Major Changes Coming to This Year's Smithsonian Folklife Festival

The annual Smithsonian Folklife Festival returns in less than a month, but this year's event will be scaled back compared to previous festivals, occupying a smaller -- and different -- portion of the National Mall.

The changes are due to new rules on the use of the turf, said Sabrina Motley, the director of the festival.

"Those new regulations were imposed by the National Park Service out of a concern for the wear-and-tear big festivals have on the mall," she said.

Some of D.C.'s other big annual events have already decided to move to other locations, something the Folklife Festival organizers decided against.

"We considered it for a moment but the mall is really integral to the festival," Motley said. "It's our home."

So the Folklife Festival will be on the mall, but with some major changes. Instead of featuring multiple cultures or countries, this year's festival will have just one: Peru.

In past years, the festival has occupied the area between 7th and 14th streets. This year, the festival will be at the other end of the mall, situated between 3rd and 4th streets, near the U.S. Capitol.

Motley said that visitors will still have the same cultural experiences they've enjoyed for decades -- but the fest will look different.

"One of the biggest changes this year for the Folklife Festival, there won't be the enormous tents on the mall that you're used to seeing," she said.

"Usually people come out and they [are] large performance tents where we have theater and music and dance, and that will happen in other places but that large tent that usually takes place in the center will no longer be there," Motley said.

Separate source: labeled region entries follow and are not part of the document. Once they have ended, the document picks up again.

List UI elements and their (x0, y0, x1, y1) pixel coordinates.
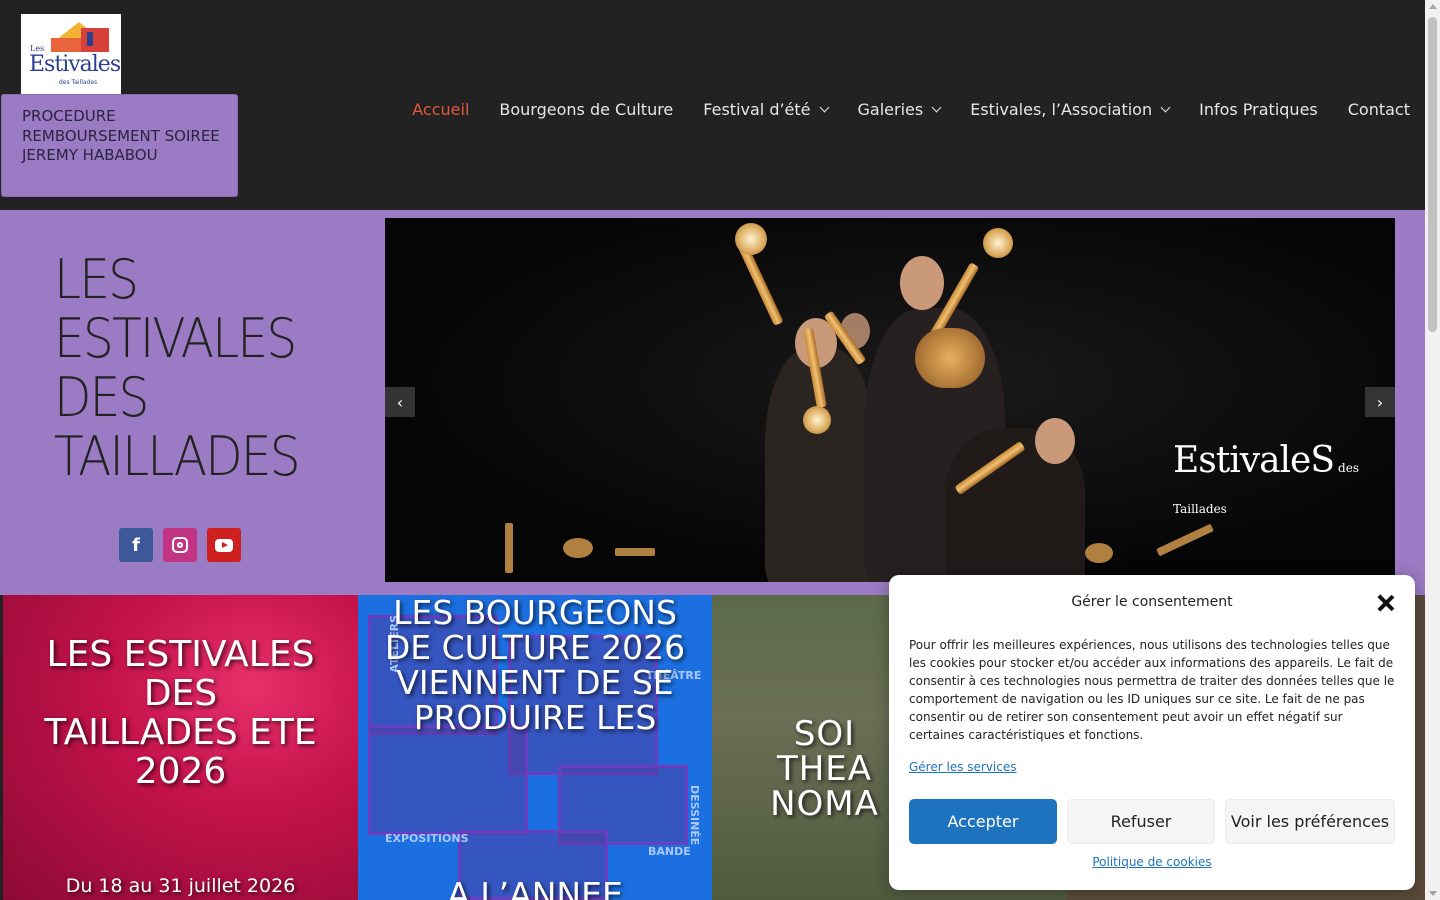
nav-label: Estivales, l’Association (970, 99, 1153, 119)
hero-section: LES ESTIVALES DES TAILLADES f EstivaleS … (0, 210, 1425, 595)
nav-label: Contact (1347, 99, 1410, 119)
close-icon[interactable] (1376, 593, 1396, 613)
nav-label: Festival d’été (703, 99, 811, 119)
tile-label: EXPOSITIONS (385, 832, 469, 845)
cookie-title: Gérer le consentement (1071, 594, 1233, 610)
page: Les Estivales des Taillades PROCEDURE RE… (0, 0, 1440, 900)
nav-item-galeries[interactable]: Galeries (857, 98, 942, 120)
view-preferences-button[interactable]: Voir les préférences (1225, 799, 1395, 844)
logo-text-estivales: Estivales (29, 52, 121, 77)
instagram-link[interactable] (163, 528, 197, 562)
scrollbar-thumb[interactable] (1428, 17, 1437, 332)
tile-bourgeons-de-culture[interactable]: ATELIERS THÉÂTRE EXPOSITIONS DESSINÉE BA… (358, 595, 712, 900)
nav-item-association[interactable]: Estivales, l’Association (970, 98, 1171, 120)
chevron-down-icon (1160, 102, 1171, 112)
logo-text-taillades: des Taillades (59, 79, 98, 86)
cookie-consent-modal: Gérer le consentement Pour offrir les me… (889, 575, 1415, 890)
nav-item-festival-ete[interactable]: Festival d’été (703, 98, 829, 120)
hero-title: LES ESTIVALES DES TAILLADES (54, 250, 306, 486)
nav-label: Accueil (412, 99, 470, 119)
floor-trumpet-shape (505, 523, 513, 573)
tile-subtitle: Du 18 au 31 juillet 2026 (65, 875, 296, 897)
tile-title: LES ESTIVALES DES TAILLADES ETE 2026 (44, 634, 317, 792)
performer-head (1035, 418, 1075, 464)
nav-item-bourgeons-de-culture[interactable]: Bourgeons de Culture (499, 98, 673, 120)
hero-slider[interactable]: EstivaleS des Taillades ‹ › (385, 218, 1395, 582)
site-header: Les Estivales des Taillades PROCEDURE RE… (0, 0, 1425, 210)
nav-item-infos-pratiques[interactable]: Infos Pratiques (1199, 98, 1318, 120)
nav-label: Galeries (857, 99, 924, 119)
hero-title-line: DES (54, 366, 149, 429)
trumpet-shape (915, 328, 985, 388)
facebook-icon: f (132, 534, 140, 556)
floor-trumpet-shape (563, 538, 593, 558)
instagram-icon (172, 537, 188, 553)
floor-trumpet-shape (1085, 543, 1113, 563)
page-scrollbar[interactable] (1425, 0, 1440, 900)
tile-title: LES BOURGEONS DE CULTURE 2026 VIENNENT D… (384, 595, 686, 737)
youtube-icon (215, 538, 233, 552)
hero-title-line: ESTIVALES (54, 307, 297, 370)
slider-logo-text: EstivaleS (1173, 440, 1335, 481)
accept-button[interactable]: Accepter (909, 799, 1057, 844)
cookie-body-text: Pour offrir les meilleures expériences, … (909, 638, 1395, 742)
chevron-down-icon (819, 102, 829, 112)
youtube-link[interactable] (207, 528, 241, 562)
logo-tower-shape (87, 32, 93, 46)
hero-title-line: LES (54, 248, 139, 311)
slider-estivales-logo: EstivaleS des Taillades (1173, 440, 1395, 522)
nav-item-contact[interactable]: Contact (1348, 98, 1410, 120)
nav-item-accueil[interactable]: Accueil (412, 98, 469, 120)
procedure-remboursement-button[interactable]: PROCEDURE REMBOURSEMENT SOIREE JEREMY HA… (1, 94, 238, 197)
performer-head (900, 256, 944, 310)
tile-festival-ete[interactable]: LES ESTIVALES DES TAILLADES ETE 2026 Du … (3, 595, 358, 900)
tile-label: DESSINÉE (688, 785, 701, 846)
trumpet-bell (803, 406, 831, 434)
scroll-down-arrow-icon[interactable] (1429, 891, 1437, 896)
tile-title-bottom: A L’ANNEE (447, 875, 623, 900)
trumpet-bell (735, 223, 767, 255)
decorative-frame (368, 725, 528, 835)
main-nav: Accueil Bourgeons de Culture Festival d’… (382, 98, 1410, 120)
site-logo[interactable]: Les Estivales des Taillades (21, 14, 121, 94)
manage-services-link[interactable]: Gérer les services (909, 760, 1017, 774)
facebook-link[interactable]: f (119, 528, 153, 562)
slider-next-button[interactable]: › (1365, 387, 1395, 417)
slider-prev-button[interactable]: ‹ (385, 387, 415, 417)
floor-trumpet-shape (1156, 523, 1214, 557)
hero-title-line: TAILLADES (54, 425, 301, 488)
tile-label: BANDE (648, 845, 691, 858)
trumpet-bell (983, 228, 1013, 258)
chevron-down-icon (931, 102, 942, 112)
scroll-up-arrow-icon[interactable] (1429, 4, 1437, 9)
logo-roof-shape (81, 28, 109, 52)
nav-label: Infos Pratiques (1199, 99, 1318, 119)
floor-trumpet-shape (615, 548, 655, 556)
cookie-policy-link[interactable]: Politique de cookies (889, 855, 1415, 869)
nav-label: Bourgeons de Culture (499, 99, 674, 119)
refuse-button[interactable]: Refuser (1067, 799, 1215, 844)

Planners have scheduled the festival's biggest concerts for night hours, when it won't be as warm.

"We will have wonderful music; people can bring lawn chairs and blankets and they'll experience this incredible music from Peru," Motley said.

Another change: This year, the festival will take to the streets. Planners will close off both Madison and Jefferson streets, with concession areas on Jefferson.

But there will be something extra. This year, the festival is partnering with the National Museum of the American Indian, which will house more exhibits, as well as a marketplace where visitors can interact with hundreds of craftspeople and buy their creations. The marketplace will be open in the museum's rotunda from June 24 to July 12, 10 a.m. to 5:30 p.m.

"We can have another actor in this play and that's the museum, so I don't feel like we're downsizing in any way," Motley said, "because we get this beautiful museum we get to engage as well."

"It'll be very much the Folklife Festival that people know," she said.

The festival runs June 24-28, takes a brief break, and then continues July 1-5. Hours are 11:30 a.m. to 5:30 p.m., with special events most evenings beginning at 7 p.m.